Can someone suggest how to accomplish this or does anyone has made it already?
Regards,
S
I would run a custom query that gets the duplicates directly from the SQL database associated with the Laserfiche repository.
Something like
select count(name), name from toc where etype = -2 group by name having count(name) >=2
Depending on how many duplicates you have now, you may need to limit the number of results returned.
Then I would iterate through the search results and build a search query for a name search as a token.
The next step depends on whether Web Access is available or not.
Hi Miruna,
Just checking on this as I'm missing something with the URL in that I get the URL for the first search string, but then there's no URL for the subsequent results, just the result token, so the URL isn't applying for the multi-token. e.g.
http://lfserver/laserfiche/index.aspx?db=repository#view=search;search=name1 | name2 | name3 | etc
What am I doing wrong please?
Thanks,
Mike
That's because you have spaces. Most mail clients will underline a URL until they run into a space.
If you right-click the token in your email and choose Token Editor from the context menu, you can then add a function called Encode URI which will encode the spaces so the underlining will still work.
Thanks Miruna
I have been playing with this workflow, which I can set to run once a month. It runs through all the documents looking for duplicate names and records the names of any duplicates in a token, which then gets reported to me in an email.
Last test ran successfully (on targeted test folders).
Connie, that second search looks wrong. Shouldn't it only be searching for documents with the same name as the current entry? As it is, it's searching for all documents.
I've tried a number of configurations and it wasn't until I added the second loop that it successfully checked each document it found with every other document in the repository.
It does look more complicated than it should be. If you can show me a simplified version, I would love to reconfigure mine.
No, I meant, this search:
It's exactly the same as the first one, it's looking for all documents.
Yes, "For Each Entry", it again needs to search the whole repository for any documents and compare the "Current Entry" with every other document in the repository. Is there another way to do this?

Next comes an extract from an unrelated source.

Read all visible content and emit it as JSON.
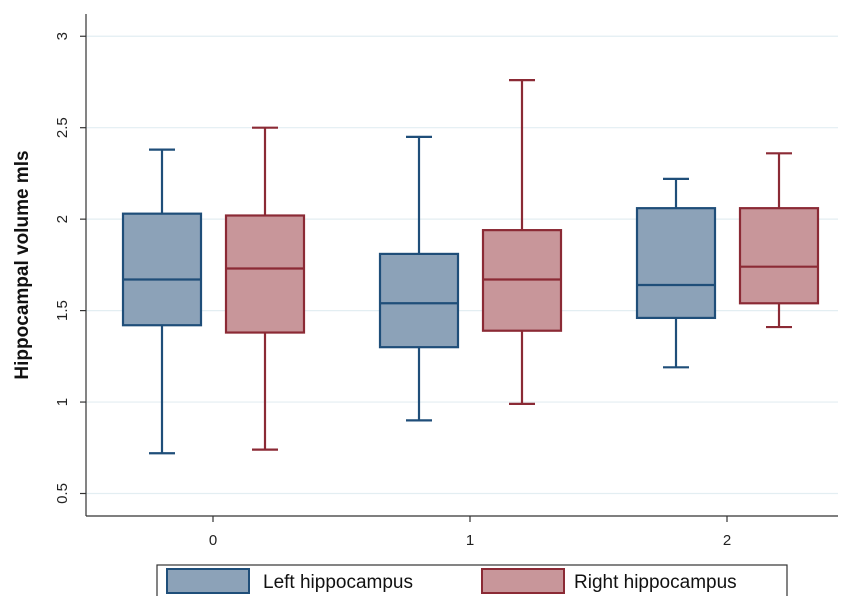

Thanks for posting your Workflow Connie, the environment we're trying to clean up ended up with in some cases up to 20 duplicates due to multiple people scanning the same documents when a school moved location, so good to see other ideas.

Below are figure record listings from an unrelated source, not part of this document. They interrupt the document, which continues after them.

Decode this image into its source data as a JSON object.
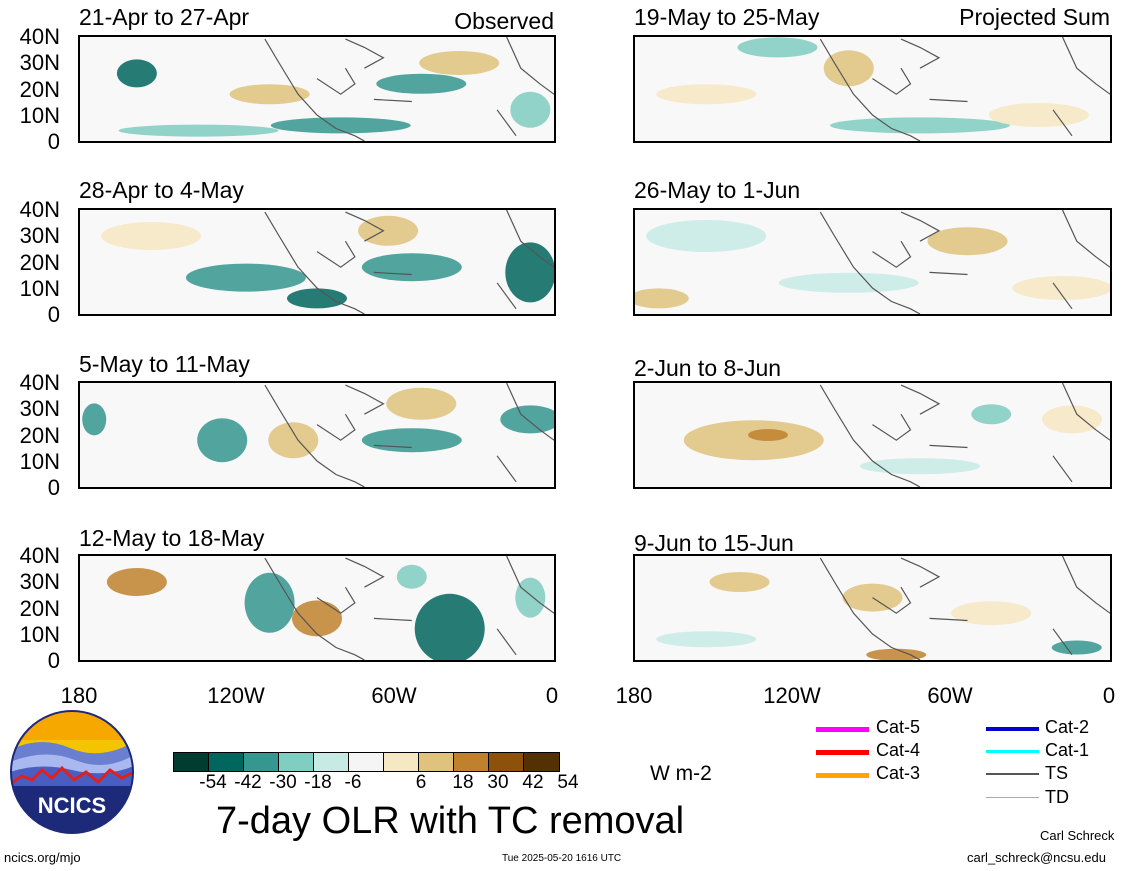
{
  "panels_left": [
    {
      "title": "21-Apr to 27-Apr",
      "note": "Observed"
    },
    {
      "title": "28-Apr to 4-May",
      "note": ""
    },
    {
      "title": "5-May to 11-May",
      "note": ""
    },
    {
      "title": "12-May to 18-May",
      "note": ""
    }
  ],
  "panels_right": [
    {
      "title": "19-May to 25-May",
      "note": "Projected Sum"
    },
    {
      "title": "26-May to 1-Jun",
      "note": ""
    },
    {
      "title": "2-Jun to 8-Jun",
      "note": ""
    },
    {
      "title": "9-Jun to 15-Jun",
      "note": ""
    }
  ],
  "lat_labels": [
    "40N",
    "30N",
    "20N",
    "10N",
    "0"
  ],
  "lon_labels": [
    "180",
    "120W",
    "60W",
    "0"
  ],
  "colorbar": {
    "ticks": [
      "-54",
      "-42",
      "-30",
      "-18",
      "-6",
      "6",
      "18",
      "30",
      "42",
      "54"
    ],
    "colors": [
      "#003c30",
      "#01665e",
      "#35978f",
      "#80cdc1",
      "#c7eae5",
      "#f5f5f5",
      "#f6e8c3",
      "#dfc27d",
      "#bf812d",
      "#8c510a",
      "#543005"
    ],
    "units": "W m-2"
  },
  "main_title": "7-day OLR with TC removal",
  "legend": [
    {
      "label": "Cat-5",
      "color": "#ff00ff"
    },
    {
      "label": "Cat-4",
      "color": "#ff0000"
    },
    {
      "label": "Cat-3",
      "color": "#ffa500"
    },
    {
      "label": "Cat-2",
      "color": "#0000cc"
    },
    {
      "label": "Cat-1",
      "color": "#00ffff"
    },
    {
      "label": "TS",
      "color": "#555555"
    },
    {
      "label": "TD",
      "color": "#aaaaaa"
    }
  ],
  "logo_text": "NCICS",
  "footer": {
    "left": "ncics.org/mjo",
    "center": "Tue 2025-05-20 1616 UTC",
    "author": "Carl Schreck",
    "email": "carl_schreck@ncsu.edu"
  }
}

I'm not explaining this well. The first search returns all documents in the repository. Then for each one of those, the second search also returns all documents in the repository. So the search count will always be more than 2, regardless of whether the current document in For Each has duplicates or not.
This search is also likely to be slow in any reasonably large repository. For ex, in a repository with 1000 documents, you'd be running a search for all 1000 documents 1001 times.
A more efficient way to do it would be something like this:
{LF:name="%(ForEachEntry_CurrentEntry_Name)",type="D"} & {LF:id<>%(ForEachEntry_CurrentEntry_ID)}
That way you specifically search for documents that have the same name as the current entry and are not the current entry.
How big is the repository? Are all entry names expected to be unique? What do you plan on doing when you find duplicates?
The repository is about 500GB & will go much bigger in TB's later.
Yes entry names are expected to be same.
The idea is to put some sort of shortcut in a folder to notify & then the user decides what to do with it.